O director-geral da FAO afirma que apesar da importância estratégica da agricultura para combater esta situação, nos últimos 10 anos o crescimento do sector agrícola no continente foi fraco, alcançando apenas 2,7% no ano 2000. Um dos factores que impede o crescimento da mesma, deve-se à concorrência dos países mais desenvolvidos, cuja agricultura é fortemente subsidiada pelos respectivos estados.
211 milhões de latino-americanos e caribenhos vivem abaixo da linha de pobreza, com um aumento de 11 milhões desde 1990. (Junho de 2002).
As perspectivas futuras continuam a ser pouco risonhas para toda a América Latina.
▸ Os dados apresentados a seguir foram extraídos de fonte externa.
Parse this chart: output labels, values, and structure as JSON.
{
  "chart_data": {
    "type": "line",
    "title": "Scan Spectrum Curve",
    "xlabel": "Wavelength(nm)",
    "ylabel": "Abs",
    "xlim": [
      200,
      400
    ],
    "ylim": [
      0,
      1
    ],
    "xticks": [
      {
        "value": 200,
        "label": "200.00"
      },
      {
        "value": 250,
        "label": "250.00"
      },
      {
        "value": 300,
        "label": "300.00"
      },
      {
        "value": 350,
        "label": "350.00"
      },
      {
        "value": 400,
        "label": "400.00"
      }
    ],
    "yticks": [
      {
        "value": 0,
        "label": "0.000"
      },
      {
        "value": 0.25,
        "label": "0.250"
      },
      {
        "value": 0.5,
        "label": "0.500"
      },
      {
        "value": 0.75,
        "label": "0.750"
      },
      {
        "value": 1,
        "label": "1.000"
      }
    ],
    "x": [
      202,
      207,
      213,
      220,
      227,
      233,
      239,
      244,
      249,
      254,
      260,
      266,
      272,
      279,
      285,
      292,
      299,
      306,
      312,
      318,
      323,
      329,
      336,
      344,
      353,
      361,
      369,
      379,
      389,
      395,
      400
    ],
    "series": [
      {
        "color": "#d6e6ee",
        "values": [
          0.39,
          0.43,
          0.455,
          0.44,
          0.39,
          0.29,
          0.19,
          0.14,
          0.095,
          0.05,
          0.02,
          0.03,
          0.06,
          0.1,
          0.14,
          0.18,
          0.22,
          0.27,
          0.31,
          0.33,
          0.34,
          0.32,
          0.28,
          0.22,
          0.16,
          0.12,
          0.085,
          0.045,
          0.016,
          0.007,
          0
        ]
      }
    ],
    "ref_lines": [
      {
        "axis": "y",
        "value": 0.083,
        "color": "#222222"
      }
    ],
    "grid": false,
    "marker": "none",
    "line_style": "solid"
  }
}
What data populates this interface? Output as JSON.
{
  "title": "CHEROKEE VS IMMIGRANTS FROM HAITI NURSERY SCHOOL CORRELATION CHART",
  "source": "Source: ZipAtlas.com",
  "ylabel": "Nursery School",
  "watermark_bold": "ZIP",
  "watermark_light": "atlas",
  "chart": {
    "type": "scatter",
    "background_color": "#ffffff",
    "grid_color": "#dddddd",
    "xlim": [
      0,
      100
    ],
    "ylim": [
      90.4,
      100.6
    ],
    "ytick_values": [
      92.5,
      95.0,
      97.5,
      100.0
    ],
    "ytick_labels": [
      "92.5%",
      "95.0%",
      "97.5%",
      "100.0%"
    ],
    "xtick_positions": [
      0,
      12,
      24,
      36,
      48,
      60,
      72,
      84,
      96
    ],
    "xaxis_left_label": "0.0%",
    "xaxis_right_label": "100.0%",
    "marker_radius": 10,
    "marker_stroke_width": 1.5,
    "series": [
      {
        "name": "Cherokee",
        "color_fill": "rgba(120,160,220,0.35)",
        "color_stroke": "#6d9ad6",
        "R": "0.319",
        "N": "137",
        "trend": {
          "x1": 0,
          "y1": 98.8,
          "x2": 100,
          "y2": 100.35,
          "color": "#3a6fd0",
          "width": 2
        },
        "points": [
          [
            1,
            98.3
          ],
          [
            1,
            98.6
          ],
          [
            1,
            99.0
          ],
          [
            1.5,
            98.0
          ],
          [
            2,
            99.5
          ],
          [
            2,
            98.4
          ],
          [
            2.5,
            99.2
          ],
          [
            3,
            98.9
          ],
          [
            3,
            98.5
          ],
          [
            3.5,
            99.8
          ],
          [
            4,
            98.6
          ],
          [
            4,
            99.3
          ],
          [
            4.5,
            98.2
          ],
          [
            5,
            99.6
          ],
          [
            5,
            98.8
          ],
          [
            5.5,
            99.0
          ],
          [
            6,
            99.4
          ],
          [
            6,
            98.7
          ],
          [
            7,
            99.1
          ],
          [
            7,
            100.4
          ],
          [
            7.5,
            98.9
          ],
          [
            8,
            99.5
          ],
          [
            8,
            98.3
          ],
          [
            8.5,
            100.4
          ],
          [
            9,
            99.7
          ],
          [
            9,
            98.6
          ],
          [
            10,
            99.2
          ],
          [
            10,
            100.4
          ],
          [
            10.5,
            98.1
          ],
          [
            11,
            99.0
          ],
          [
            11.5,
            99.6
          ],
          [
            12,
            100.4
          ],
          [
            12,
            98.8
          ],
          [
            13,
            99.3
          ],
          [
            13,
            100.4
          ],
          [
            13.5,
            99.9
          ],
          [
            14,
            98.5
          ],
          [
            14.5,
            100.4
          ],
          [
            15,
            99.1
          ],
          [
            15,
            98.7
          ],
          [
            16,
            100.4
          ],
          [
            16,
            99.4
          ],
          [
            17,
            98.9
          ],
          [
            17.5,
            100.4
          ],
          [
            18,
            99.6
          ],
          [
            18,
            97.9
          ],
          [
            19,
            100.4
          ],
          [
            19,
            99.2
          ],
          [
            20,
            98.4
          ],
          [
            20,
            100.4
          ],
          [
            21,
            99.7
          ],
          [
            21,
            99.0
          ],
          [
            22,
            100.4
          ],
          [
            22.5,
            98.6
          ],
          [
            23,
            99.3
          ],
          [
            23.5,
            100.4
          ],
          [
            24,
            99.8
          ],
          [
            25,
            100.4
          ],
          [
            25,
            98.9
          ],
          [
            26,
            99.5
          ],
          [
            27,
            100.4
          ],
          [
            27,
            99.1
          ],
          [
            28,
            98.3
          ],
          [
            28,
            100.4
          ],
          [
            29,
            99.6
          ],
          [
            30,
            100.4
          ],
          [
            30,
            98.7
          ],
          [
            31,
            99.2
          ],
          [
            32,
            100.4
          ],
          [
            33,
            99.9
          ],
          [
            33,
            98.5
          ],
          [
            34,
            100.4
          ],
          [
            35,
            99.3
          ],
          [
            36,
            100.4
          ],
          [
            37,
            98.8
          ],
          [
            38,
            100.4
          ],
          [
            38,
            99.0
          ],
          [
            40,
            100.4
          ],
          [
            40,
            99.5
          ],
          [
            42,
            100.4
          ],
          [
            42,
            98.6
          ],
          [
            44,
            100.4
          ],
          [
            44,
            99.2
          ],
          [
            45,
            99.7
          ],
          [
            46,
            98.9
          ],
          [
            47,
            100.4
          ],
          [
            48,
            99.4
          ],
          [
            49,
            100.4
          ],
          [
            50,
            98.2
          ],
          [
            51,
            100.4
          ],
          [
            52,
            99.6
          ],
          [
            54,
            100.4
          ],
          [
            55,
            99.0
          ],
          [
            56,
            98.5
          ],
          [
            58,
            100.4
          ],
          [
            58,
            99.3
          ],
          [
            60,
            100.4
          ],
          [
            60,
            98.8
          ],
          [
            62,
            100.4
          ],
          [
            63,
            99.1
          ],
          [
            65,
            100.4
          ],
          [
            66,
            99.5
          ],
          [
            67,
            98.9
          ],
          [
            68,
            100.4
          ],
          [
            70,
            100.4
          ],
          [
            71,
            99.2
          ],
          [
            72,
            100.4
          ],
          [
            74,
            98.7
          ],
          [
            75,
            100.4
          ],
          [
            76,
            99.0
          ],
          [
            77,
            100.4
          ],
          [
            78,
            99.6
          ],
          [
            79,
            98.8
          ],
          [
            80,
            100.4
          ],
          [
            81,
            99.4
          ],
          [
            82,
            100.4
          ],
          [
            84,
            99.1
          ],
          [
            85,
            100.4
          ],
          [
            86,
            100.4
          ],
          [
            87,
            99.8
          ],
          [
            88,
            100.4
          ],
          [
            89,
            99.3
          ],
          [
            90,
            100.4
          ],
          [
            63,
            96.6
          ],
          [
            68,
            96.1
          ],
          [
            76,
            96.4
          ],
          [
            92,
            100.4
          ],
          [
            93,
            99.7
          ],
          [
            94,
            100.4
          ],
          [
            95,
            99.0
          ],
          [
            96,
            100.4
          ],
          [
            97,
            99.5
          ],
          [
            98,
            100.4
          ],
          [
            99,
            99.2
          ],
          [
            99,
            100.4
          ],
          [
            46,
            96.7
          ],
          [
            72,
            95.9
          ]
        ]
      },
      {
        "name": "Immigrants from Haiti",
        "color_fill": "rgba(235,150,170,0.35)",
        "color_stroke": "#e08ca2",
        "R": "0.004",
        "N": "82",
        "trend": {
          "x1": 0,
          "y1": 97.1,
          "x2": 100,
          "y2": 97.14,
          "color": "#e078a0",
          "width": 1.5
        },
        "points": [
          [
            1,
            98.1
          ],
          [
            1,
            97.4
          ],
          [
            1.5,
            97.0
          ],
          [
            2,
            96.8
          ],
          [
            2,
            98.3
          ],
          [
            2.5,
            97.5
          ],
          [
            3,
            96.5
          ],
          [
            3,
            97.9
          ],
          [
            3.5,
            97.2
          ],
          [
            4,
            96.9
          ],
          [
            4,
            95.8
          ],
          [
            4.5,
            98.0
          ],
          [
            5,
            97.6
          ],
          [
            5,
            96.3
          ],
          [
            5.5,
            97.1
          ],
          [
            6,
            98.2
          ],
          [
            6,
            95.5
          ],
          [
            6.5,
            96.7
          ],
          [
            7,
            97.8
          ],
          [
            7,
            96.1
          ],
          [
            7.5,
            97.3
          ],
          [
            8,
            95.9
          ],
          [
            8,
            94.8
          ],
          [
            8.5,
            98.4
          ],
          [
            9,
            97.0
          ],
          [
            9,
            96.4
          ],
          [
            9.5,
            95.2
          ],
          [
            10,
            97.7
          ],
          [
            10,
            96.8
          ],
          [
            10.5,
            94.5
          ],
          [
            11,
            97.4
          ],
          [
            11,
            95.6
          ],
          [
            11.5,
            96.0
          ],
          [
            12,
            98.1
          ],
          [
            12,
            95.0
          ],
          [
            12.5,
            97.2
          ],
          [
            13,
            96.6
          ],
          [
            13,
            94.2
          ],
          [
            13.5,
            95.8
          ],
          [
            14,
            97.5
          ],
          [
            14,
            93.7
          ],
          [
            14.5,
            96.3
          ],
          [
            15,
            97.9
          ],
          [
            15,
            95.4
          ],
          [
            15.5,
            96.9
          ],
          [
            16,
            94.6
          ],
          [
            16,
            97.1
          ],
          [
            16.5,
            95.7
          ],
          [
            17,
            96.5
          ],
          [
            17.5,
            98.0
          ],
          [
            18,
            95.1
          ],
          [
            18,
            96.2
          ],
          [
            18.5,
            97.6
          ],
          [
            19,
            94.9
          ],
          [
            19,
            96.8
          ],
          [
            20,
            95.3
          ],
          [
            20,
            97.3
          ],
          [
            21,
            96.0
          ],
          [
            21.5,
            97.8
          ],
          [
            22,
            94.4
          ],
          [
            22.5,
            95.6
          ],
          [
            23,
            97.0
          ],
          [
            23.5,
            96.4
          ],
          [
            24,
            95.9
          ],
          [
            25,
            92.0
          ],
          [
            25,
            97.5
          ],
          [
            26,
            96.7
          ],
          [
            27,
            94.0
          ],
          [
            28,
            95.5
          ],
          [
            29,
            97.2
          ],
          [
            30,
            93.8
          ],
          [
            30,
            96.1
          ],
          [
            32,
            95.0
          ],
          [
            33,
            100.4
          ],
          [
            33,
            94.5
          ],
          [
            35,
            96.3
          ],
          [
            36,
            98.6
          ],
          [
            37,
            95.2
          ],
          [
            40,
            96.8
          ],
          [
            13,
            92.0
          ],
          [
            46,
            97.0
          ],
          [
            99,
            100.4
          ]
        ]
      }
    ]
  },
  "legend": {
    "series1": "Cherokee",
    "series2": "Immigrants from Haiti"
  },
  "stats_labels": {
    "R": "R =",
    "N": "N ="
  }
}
Os efeitos da globalização far-se-ão sentir por muito tempo, nomeadamente através de continuas crises económicas. As suas frágeis economias estão hoje à mercê das empresas dos países mais ricos.

Ásia
A situação é particularmente dramática no Afeganistão, onde cinco a dez milhões de pessoas estão ameaçadas de fome, mas também muito grave na Coreia do Norte, Mongólia, Arménia, Geórgia e Tajiquistão, etc.(Dados de 2002).

Médio Oriente
No Médio Oriente as projecções do Banco Mundial são também pouco animadoras para esta região, a situação é dramática na Palestina e no Iraque.O número de pobres irá disparar, estimulando o crescimento de conflitos sociais (Banco Mundial, Abril de 2003).
A intervenção dos EUA no Iraque (Abril de 2003), para além das vítimas que já produziu, agravou ainda mais esta tragédia.

Utopias
Oficialmente as utopias estão mortas, mas a realidade que as alimentou e justificou durante séculos continua bem viva. As desigualdades em todo o mundo, desde o "triunfo" do liberalismo nos anos oitenta, são cada vez maiores. O esbanjamento de recursos nos países mais ricos está a conduzir a humanidade para a sua própria extinção. Como refere Peter Singer, bastava que nestes países, se deixassem de alimentar os animais domésticos à base de cereais e de soja, e estes alimentos fossem distribuídos pelos necessitados, para se pôr fim à fome no mundo.


Solidariedade
Centenas de milhões de pobres e famintos em todo o mundo apelam à solidariedade de todos aqueles que se afogam no consumismo e no desperdício.